Beltran and her colleagues – UNC pharmacologist Lee Graves, PhD, and former UNC pharmacologist Pilar Blancafort, PhD – discovered that Engrailed 1 is not involved in the rapid proliferation of cells that cause tumor growth. Nor is Engrailed 1 present in luminal tumors – the most common form of breast cancer. The culprit protein only appears in basal-like breast cancer.
In fact, Engrailed 1 is normally confined to the brain, where it protects neurons from cell death and helps maintain their normal activity. The absence of the protein in the brain has been linked to the onset of Parkinson’s disease. But there is no known function of Engrailed 1 within breast tissue.

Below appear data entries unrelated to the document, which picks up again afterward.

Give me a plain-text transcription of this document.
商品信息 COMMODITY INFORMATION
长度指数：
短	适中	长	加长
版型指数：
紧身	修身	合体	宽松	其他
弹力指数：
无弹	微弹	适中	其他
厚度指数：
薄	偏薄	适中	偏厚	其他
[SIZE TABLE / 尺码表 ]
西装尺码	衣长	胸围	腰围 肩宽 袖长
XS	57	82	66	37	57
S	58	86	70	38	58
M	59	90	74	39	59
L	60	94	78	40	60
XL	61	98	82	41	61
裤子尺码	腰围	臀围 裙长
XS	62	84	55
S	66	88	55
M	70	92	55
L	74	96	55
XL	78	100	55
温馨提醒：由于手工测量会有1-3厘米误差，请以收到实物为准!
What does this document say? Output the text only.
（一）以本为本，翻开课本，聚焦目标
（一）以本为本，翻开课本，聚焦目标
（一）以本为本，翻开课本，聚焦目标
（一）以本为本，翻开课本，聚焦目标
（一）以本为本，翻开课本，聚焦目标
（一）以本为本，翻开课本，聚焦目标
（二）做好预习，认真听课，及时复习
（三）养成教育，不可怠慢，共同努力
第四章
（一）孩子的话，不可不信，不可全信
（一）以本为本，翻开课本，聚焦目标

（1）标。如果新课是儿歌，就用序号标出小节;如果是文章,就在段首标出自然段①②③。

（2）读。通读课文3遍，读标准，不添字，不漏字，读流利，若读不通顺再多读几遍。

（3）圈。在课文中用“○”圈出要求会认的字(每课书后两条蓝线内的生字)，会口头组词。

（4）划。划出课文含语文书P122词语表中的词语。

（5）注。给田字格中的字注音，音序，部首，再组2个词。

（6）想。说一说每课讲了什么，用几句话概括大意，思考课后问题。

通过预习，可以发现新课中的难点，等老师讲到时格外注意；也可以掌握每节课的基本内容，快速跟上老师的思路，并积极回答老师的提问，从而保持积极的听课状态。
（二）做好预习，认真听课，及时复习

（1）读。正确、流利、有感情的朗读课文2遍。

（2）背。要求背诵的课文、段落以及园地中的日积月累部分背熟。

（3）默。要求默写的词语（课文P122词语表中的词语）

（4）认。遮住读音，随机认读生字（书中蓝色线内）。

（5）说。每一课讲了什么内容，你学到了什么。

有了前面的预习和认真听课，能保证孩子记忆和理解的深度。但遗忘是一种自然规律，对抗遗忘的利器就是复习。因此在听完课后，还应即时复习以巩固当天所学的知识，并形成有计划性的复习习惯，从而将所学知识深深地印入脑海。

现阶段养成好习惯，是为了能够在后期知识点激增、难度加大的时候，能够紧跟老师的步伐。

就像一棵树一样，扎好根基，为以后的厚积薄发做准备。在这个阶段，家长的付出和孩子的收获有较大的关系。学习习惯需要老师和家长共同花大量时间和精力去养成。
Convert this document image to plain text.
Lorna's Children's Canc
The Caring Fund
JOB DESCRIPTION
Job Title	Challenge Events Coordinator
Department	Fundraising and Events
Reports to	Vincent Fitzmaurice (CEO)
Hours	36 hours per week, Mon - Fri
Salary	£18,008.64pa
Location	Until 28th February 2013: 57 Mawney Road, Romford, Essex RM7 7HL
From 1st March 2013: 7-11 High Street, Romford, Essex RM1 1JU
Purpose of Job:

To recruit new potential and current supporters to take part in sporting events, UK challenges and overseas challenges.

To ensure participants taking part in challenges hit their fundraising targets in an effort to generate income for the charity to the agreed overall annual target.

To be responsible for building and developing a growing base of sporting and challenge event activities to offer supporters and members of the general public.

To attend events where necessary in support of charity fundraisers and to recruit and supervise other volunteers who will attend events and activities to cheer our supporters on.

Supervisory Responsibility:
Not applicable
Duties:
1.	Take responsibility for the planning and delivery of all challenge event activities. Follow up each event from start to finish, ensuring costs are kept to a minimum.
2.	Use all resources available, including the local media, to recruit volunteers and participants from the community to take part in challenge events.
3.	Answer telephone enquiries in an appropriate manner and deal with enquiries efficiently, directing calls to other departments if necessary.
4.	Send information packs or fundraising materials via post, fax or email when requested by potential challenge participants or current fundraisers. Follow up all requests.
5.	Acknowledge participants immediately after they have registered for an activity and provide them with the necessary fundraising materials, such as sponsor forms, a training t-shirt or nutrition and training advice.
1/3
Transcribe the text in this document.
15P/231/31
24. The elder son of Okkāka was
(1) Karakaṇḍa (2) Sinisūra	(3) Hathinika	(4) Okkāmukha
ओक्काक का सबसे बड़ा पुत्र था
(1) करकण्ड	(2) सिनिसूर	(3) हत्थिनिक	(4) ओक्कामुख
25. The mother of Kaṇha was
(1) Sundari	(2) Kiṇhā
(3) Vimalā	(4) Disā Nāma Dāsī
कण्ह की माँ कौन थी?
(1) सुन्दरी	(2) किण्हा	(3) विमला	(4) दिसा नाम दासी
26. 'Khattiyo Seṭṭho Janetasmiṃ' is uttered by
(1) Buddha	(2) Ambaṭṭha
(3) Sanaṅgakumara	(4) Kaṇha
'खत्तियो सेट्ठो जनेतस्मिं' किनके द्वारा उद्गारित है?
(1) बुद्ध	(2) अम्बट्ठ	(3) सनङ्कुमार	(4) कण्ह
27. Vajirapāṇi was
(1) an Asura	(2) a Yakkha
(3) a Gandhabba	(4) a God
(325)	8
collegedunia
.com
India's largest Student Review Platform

“We think that Engrailed 1 confers protective features to breast cancer cells, similar to the features observed in long-lived neurons,” Beltran said. “This may explain why these cells survive and become resistant to chemotherapy in our experiments.”
“Inflammation is associated with cancer development,” Beltran said. “It’s interesting to us that Engrailed 1, alone, is able to control inflammatory responses that may promote more aggressive forms of cancer.”
For More information:
6. Bone Cancer Vaccine for Dogs Shows Promise for Breast Cancer
In this clinical trial, a new immunotherapy vaccine is being administered to dogs that have already undergone standard treatment for osteosarcoma: limb amputation and chemotherapy. The aim of the vaccine is to prevent metastatic disease and prolong overall survival.
Typically, 60 percent of such dogs die within one year of diagnosis. But of the first five dogs vaccinated, four are still alive. Sasha has lived 607 days and the other dogs in the trial have survived between 500 and 590 days. Three are tumor free.
The results suggest that the vaccine stimulates an effective anti-tumor immune response that can kill microscopic metastatic cells and prevent cancer recurrence.
The implications for humans are exciting. Not only might the vaccine prolong survival rates in people with osteosarcoma, but it also has potential for treating breast cancer.
“The vaccine that we are trialing aims to stimulate the dog’s immune system against the cancer,” said Dr. Nicola Mason, assistant professor of medicine at University of Pennsylvania School of Veterinary Medicine. “Ironically, the research started in breast cancer in women.”
The vaccine, made by a New Jersey company, Advaxis, works by targeting the “her2/neu” molecule, a genetic marker that is commonly expressed in both breast cancer and osteosarcoma.